A website called HitPiece which sold music-related NFTs temporarily shut down after artists accused it of appropriating their work without permission, rolling stone reported. Outraged messages on social media have recently been posted by artists such as Jack Antonoff, Eve 6 and Sadie Dupuis. “Any [Bleachers] NFTs are fake,” Jack Antonoff tweeted. “I don’t believe in NFTs so anything you see associated with me isn’t real.”
The HitPiece website is apparently built on Spotify’s API. Before shutting down, it appeared to be offering NFTs of songs and albums like John Lennon and BTS, including photos and album art, according to the Internet Archive.
Like many other NFT trading models, however, it’s unclear exactly what HitPiece was selling. “This particular scam doesn’t really affect artists in that HitPiece wasn’t even selling the song files – just the purchase receipt to the general idea of them,” the guitarist and graduate student said. Infant Island, Alex Rudenshiold. rolling stone. “It’s still copyright infringement. It’s about re-commodifying metadata (art, song and album titles, etc.) to make money without permission.”

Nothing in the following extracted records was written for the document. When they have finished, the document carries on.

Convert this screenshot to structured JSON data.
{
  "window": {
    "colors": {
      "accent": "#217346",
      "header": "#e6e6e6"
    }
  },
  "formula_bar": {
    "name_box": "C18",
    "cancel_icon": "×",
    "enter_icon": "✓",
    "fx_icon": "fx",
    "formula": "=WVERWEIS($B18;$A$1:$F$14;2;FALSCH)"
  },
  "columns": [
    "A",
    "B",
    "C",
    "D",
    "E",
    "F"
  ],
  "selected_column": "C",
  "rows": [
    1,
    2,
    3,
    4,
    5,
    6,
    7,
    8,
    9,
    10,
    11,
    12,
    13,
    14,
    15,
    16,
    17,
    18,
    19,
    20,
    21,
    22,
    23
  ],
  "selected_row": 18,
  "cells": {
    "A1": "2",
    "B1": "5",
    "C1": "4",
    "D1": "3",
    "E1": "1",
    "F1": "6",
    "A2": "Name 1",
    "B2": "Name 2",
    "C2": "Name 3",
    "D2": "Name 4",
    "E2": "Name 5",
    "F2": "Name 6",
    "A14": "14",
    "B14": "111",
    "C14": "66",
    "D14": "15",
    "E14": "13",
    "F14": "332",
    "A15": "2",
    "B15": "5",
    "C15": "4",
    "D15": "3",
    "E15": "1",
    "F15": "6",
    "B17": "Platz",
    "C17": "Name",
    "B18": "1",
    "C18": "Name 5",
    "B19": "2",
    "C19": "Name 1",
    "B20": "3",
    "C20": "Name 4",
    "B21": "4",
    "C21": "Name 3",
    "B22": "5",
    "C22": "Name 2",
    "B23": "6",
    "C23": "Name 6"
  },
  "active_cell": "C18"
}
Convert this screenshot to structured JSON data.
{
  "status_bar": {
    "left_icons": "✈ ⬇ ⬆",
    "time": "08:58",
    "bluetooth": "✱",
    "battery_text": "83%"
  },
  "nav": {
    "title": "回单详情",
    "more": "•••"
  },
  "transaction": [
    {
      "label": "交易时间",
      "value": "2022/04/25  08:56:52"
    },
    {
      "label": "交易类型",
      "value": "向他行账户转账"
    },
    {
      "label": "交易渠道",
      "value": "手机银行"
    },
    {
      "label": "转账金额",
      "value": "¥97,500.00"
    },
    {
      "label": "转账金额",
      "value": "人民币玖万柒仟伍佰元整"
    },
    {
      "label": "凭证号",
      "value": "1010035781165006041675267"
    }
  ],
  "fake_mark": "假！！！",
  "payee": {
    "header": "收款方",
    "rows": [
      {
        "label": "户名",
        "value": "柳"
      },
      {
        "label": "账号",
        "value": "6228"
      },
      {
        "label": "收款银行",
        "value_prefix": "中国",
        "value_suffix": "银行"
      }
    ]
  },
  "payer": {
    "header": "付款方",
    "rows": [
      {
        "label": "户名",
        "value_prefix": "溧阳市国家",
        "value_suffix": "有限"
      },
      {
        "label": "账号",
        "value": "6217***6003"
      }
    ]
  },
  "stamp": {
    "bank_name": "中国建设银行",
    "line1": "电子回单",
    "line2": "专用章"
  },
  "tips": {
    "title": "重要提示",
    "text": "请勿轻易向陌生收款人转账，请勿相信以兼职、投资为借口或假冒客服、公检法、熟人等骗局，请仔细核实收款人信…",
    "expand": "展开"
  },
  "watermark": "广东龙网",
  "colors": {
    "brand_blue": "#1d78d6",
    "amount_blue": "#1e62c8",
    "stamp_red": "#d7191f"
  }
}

HitPiece, founded by former indie label owner Rory Felton, released a statement. “Clearly we’ve struck a chord and are very excited to create the perfect experience for music fans,” he said on Twitter. “To be clear, artists get paid when digital goods are sold on Hitpiece.” We continue to listen to all user feedback and are committed to evolving the product to meet the needs of artists, labels, and fans. .”

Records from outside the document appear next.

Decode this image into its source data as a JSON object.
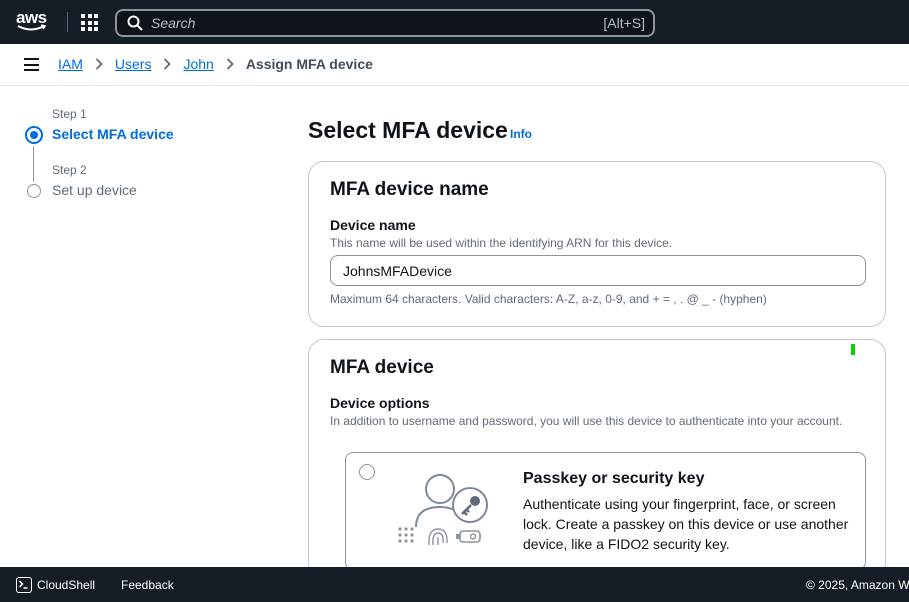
{
  "topnav": {
    "logo_text": "aws",
    "search_placeholder": "Search",
    "search_shortcut": "[Alt+S]"
  },
  "breadcrumb": {
    "links": [
      "IAM",
      "Users",
      "John"
    ],
    "current": "Assign MFA device"
  },
  "steps": [
    {
      "label": "Step 1",
      "title": "Select MFA device",
      "active": true
    },
    {
      "label": "Step 2",
      "title": "Set up device",
      "active": false
    }
  ],
  "main": {
    "title": "Select MFA device",
    "info": "Info",
    "name_card": {
      "heading": "MFA device name",
      "field_label": "Device name",
      "field_desc": "This name will be used within the identifying ARN for this device.",
      "value": "JohnsMFADevice",
      "constraint": "Maximum 64 characters. Valid characters: A-Z, a-z, 0-9, and + = , . @ _ - (hyphen)"
    },
    "device_card": {
      "heading": "MFA device",
      "options_label": "Device options",
      "options_desc": "In addition to username and password, you will use this device to authenticate into your account.",
      "option": {
        "title": "Passkey or security key",
        "desc": "Authenticate using your fingerprint, face, or screen lock. Create a passkey on this device or use another device, like a FIDO2 security key."
      }
    }
  },
  "footer": {
    "cloudshell": "CloudShell",
    "feedback": "Feedback",
    "copyright": "© 2025, Amazon W"
  },
  "colors": {
    "nav_bg": "#161d26",
    "link": "#006ce0",
    "border": "#c6c6cd"
  }
}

However, artists are skeptical of HitPiece’s claim that they will be paid. “They steal your music, auction NFTs of it on their site, and when they get caught they say don’t worry, you’ll get paid,” the band Deerhoof tweeted. “I get that corporate types are just greedy and cruel on principle, but what kind of mind could even imagine that doublespeak like this could somehow make things better?”